Nearly 15 people have signed the letter, alleging numerous atrocities and social ostracism. 

The letter to the police chief contains a written complaint against the Gram Panchayat (village council) of Naspal, in which the Christians are permanent residents. It states that they are constantly told to forsake Christianity with the threats of socio-economic boycotts. 

The letter alleges that the Gram Panchayat is denying Christians drinking water, access to markets and grocery stores, and employment to drive them out of the village and take over their farming houses and livestock. 

Denying tribal Christians the right to lead peaceful and meaningful lives in their village has become the order of the day in an unabated vicious cycle of threats and intimidation in area after area in many districts of Chhattisgarh. 
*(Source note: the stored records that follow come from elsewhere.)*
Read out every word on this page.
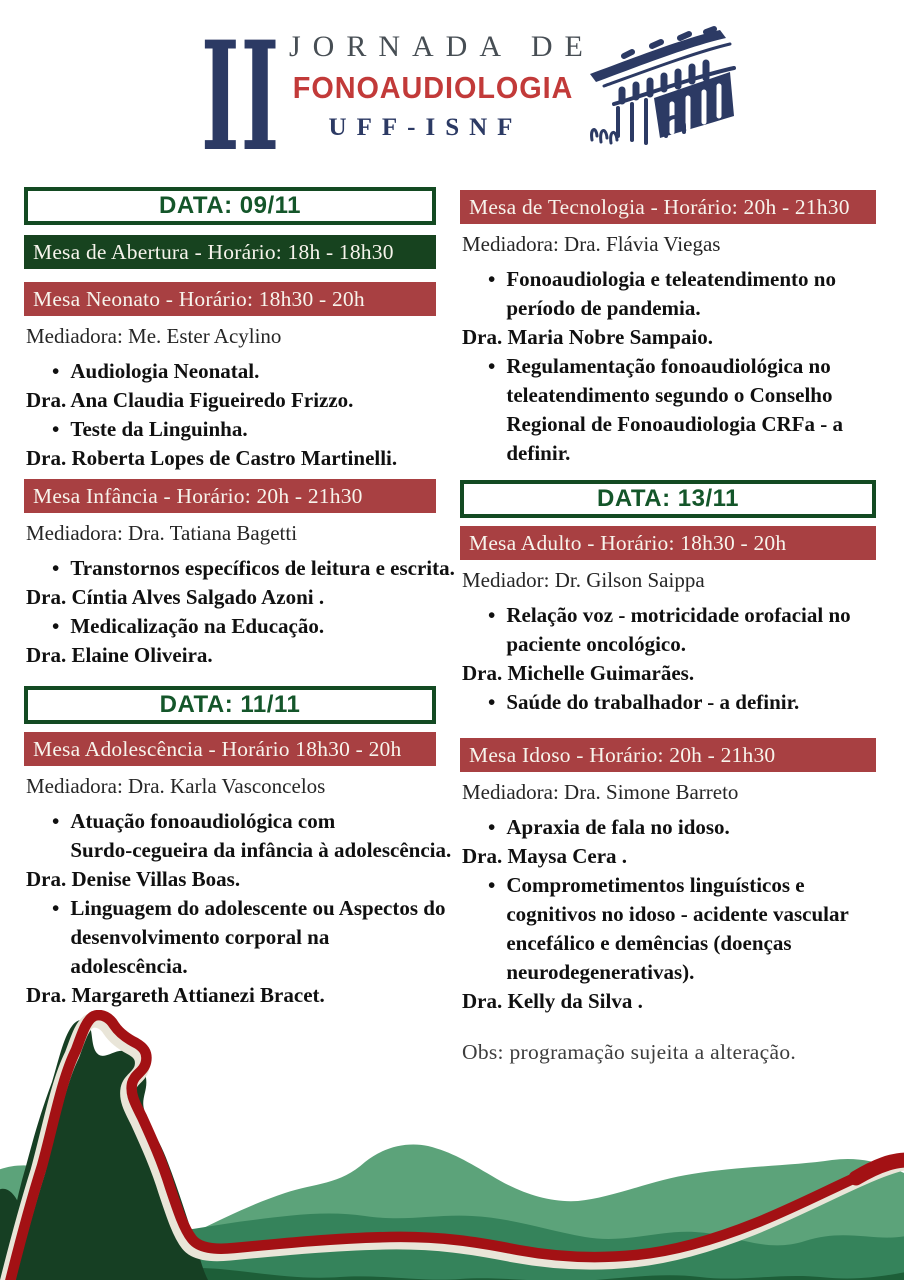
II JORNADA DE
FONOAUDIOLOGIA
UFF-ISNF
DATA: 09/11
Mesa de Abertura - Horário: 18h - 18h30
Mesa Neonato - Horário: 18h30 - 20h
Mediadora: Me. Ester Acylino
• Audiologia Neonatal.
Dra. Ana Claudia Figueiredo Frizzo.
• Teste da Linguinha.
Dra. Roberta Lopes de Castro Martinelli.
Mesa Infância - Horário: 20h - 21h30
Mediadora: Dra. Tatiana Bagetti
• Transtornos específicos de leitura e escrita.
Dra. Cíntia Alves Salgado Azoni .
• Medicalização na Educação.
Dra. Elaine Oliveira.
DATA: 11/11
Mesa Adolescência - Horário 18h30 - 20h
Mediadora: Dra. Karla Vasconcelos
• Atuação fonoaudiológica com
Surdo-cegueira da infância à adolescência.
Dra. Denise Villas Boas.
• Linguagem do adolescente ou Aspectos do
desenvolvimento corporal na
adolescência.
Dra. Margareth Attianezi Bracet.
Mesa de Tecnologia - Horário: 20h - 21h30
Mediadora: Dra. Flávia Viegas
• Fonoaudiologia e teleatendimento no
período de pandemia.
Dra. Maria Nobre Sampaio.
• Regulamentação fonoaudiológica no
teleatendimento segundo o Conselho
Regional de Fonoaudiologia CRFa - a
definir.
DATA: 13/11
Mesa Adulto - Horário: 18h30 - 20h
Mediador: Dr. Gilson Saippa
• Relação voz - motricidade orofacial no
paciente oncológico.
Dra. Michelle Guimarães.
• Saúde do trabalhador - a definir.
Mesa Idoso - Horário: 20h - 21h30
Mediadora: Dra. Simone Barreto
• Apraxia de fala no idoso.
Dra. Maysa Cera .
• Comprometimentos linguísticos e
cognitivos no idoso - acidente vascular
encefálico e demências (doenças
neurodegenerativas).
Dra. Kelly da Silva .
Obs: programação sujeita a alteração.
Christians are facing this threat from the Gram Panchayats, the very authorities who are supposed to protect the rights of every villager.  

The Bastar district is a tribal-dominated area consisting of hundreds of villages whose residents are ordinarily known as Adivasis, which means “original inhabitants.” Many Adivasis have turned to Christ, which has become a flashpoint in the villages. 
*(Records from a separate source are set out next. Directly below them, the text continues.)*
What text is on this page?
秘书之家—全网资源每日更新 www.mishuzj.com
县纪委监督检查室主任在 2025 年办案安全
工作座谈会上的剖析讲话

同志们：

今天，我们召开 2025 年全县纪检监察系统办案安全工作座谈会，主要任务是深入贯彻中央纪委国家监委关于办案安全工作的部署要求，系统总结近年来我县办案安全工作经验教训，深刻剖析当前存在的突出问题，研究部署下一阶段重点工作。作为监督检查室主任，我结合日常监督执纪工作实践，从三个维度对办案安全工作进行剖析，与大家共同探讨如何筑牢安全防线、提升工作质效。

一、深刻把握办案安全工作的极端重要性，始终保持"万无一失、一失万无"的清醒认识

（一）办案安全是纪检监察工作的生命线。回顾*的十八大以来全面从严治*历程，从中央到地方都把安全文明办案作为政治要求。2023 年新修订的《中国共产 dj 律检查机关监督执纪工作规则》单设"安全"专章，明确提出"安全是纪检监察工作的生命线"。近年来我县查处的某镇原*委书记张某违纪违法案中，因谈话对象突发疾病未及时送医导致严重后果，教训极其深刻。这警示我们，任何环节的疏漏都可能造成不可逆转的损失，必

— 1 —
In this latest instance, the 15 families allegedly were told to donate money for the village goddess fair and eat ritualistic food offered to the goddess. If they failed to do so, they would be banned from the village.  

The village council passed a resolution denying these claims. The resolution also stated that Christians could not do construction work, buy and sell land, or conduct any livelihood business. They were also stopped from tilling their agricultural lands to prepare for rice seeding in the upcoming rainy season. 
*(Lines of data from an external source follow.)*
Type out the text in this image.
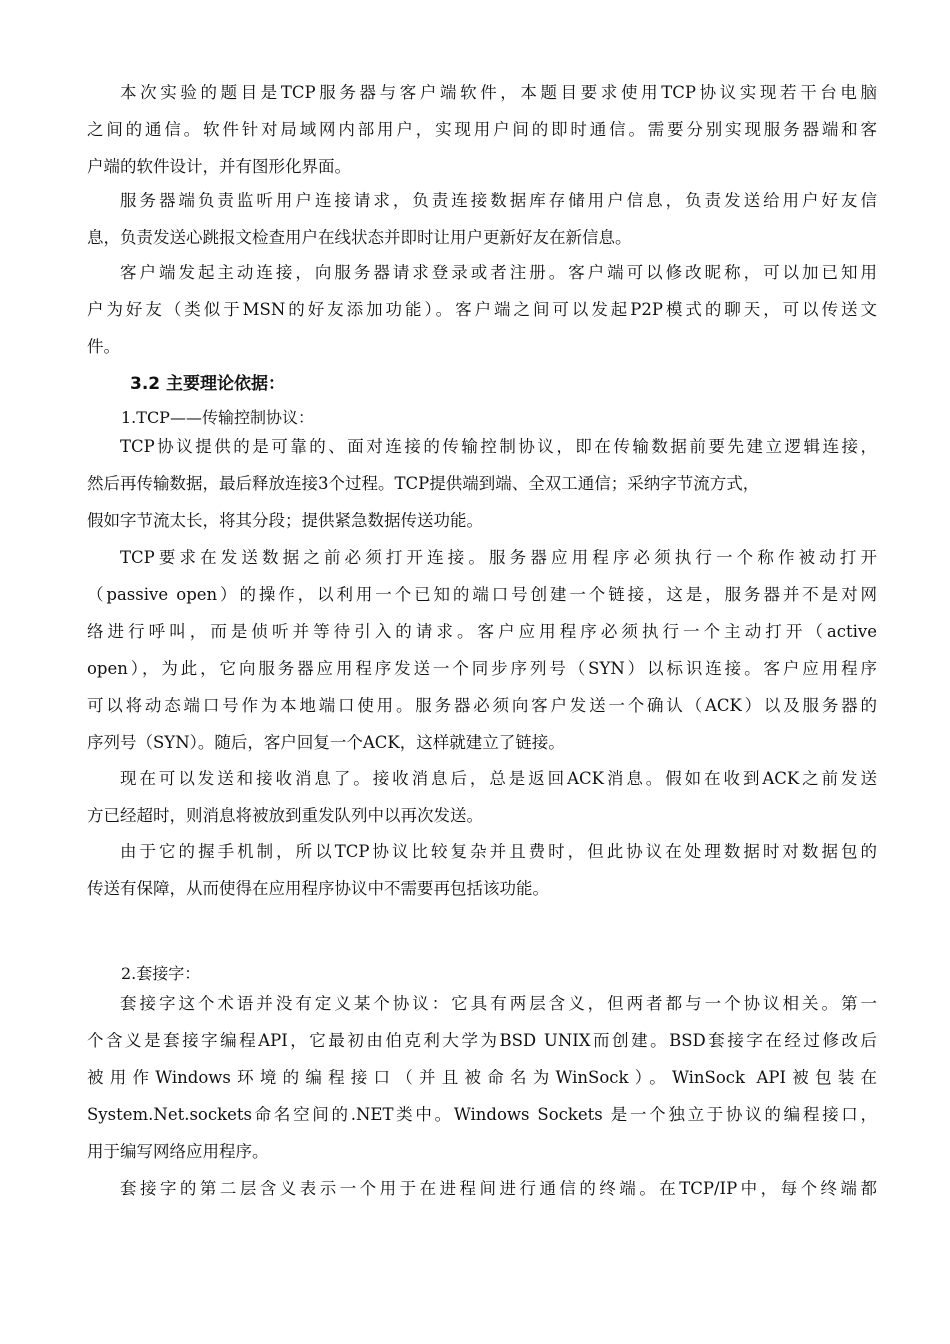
本次实验的题目是TCP服务器与客户端软件，本题目要求使用TCP协议实现若干台电脑
之间的通信。软件针对局域网内部用户，实现用户间的即时通信。需要分别实现服务器端和客
户端的软件设计，并有图形化界面。
服务器端负责监听用户连接请求，负责连接数据库存储用户信息，负责发送给用户好友信
息，负责发送心跳报文检查用户在线状态并即时让用户更新好友在新信息。
客户端发起主动连接，向服务器请求登录或者注册。客户端可以修改昵称，可以加已知用
户为好友（类似于MSN的好友添加功能）。客户端之间可以发起P2P模式的聊天，可以传送文
件。
3.2 主要理论依据：
1.TCP——传输控制协议：
TCP协议提供的是可靠的、面对连接的传输控制协议，即在传输数据前要先建立逻辑连接，
然后再传输数据，最后释放连接3个过程。TCP提供端到端、全双工通信；采纳字节流方式，
假如字节流太长，将其分段；提供紧急数据传送功能。
TCP要求在发送数据之前必须打开连接。服务器应用程序必须执行一个称作被动打开
（passive open）的操作，以利用一个已知的端口号创建一个链接，这是，服务器并不是对网
络进行呼叫，而是侦听并等待引入的请求。客户应用程序必须执行一个主动打开（active
open），为此，它向服务器应用程序发送一个同步序列号（SYN）以标识连接。客户应用程序
可以将动态端口号作为本地端口使用。服务器必须向客户发送一个确认（ACK）以及服务器的
序列号（SYN）。随后，客户回复一个ACK，这样就建立了链接。
现在可以发送和接收消息了。接收消息后，总是返回ACK消息。假如在收到ACK之前发送
方已经超时，则消息将被放到重发队列中以再次发送。
由于它的握手机制，所以TCP协议比较复杂并且费时，但此协议在处理数据时对数据包的
传送有保障，从而使得在应用程序协议中不需要再包括该功能。
2.套接字：
套接字这个术语并没有定义某个协议：它具有两层含义，但两者都与一个协议相关。第一
个含义是套接字编程API，它最初由伯克利大学为BSD UNIX而创建。BSD套接字在经过修改后
被用作Windows环境的编程接口（并且被命名为WinSock）。WinSock API被包装在
System.Net.sockets命名空间的.NET类中。Windows Sockets 是一个独立于协议的编程接口，
用于编写网络应用程序。
套接字的第二层含义表示一个用于在进程间进行通信的终端。在TCP/IP中，每个终端都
Further, those who interact with Christians would be fined roughly three days’ worth of daily wages for an ordinary villager. 

The Gram Panchayat also decided to ban any burial of Christians who had died, even though there was a Christian cemetery. 

In the letter, the signatories expressed fear for their lives because they remain Christians despite the threats laid out by the village council and have asked the police chief to provide security for their families.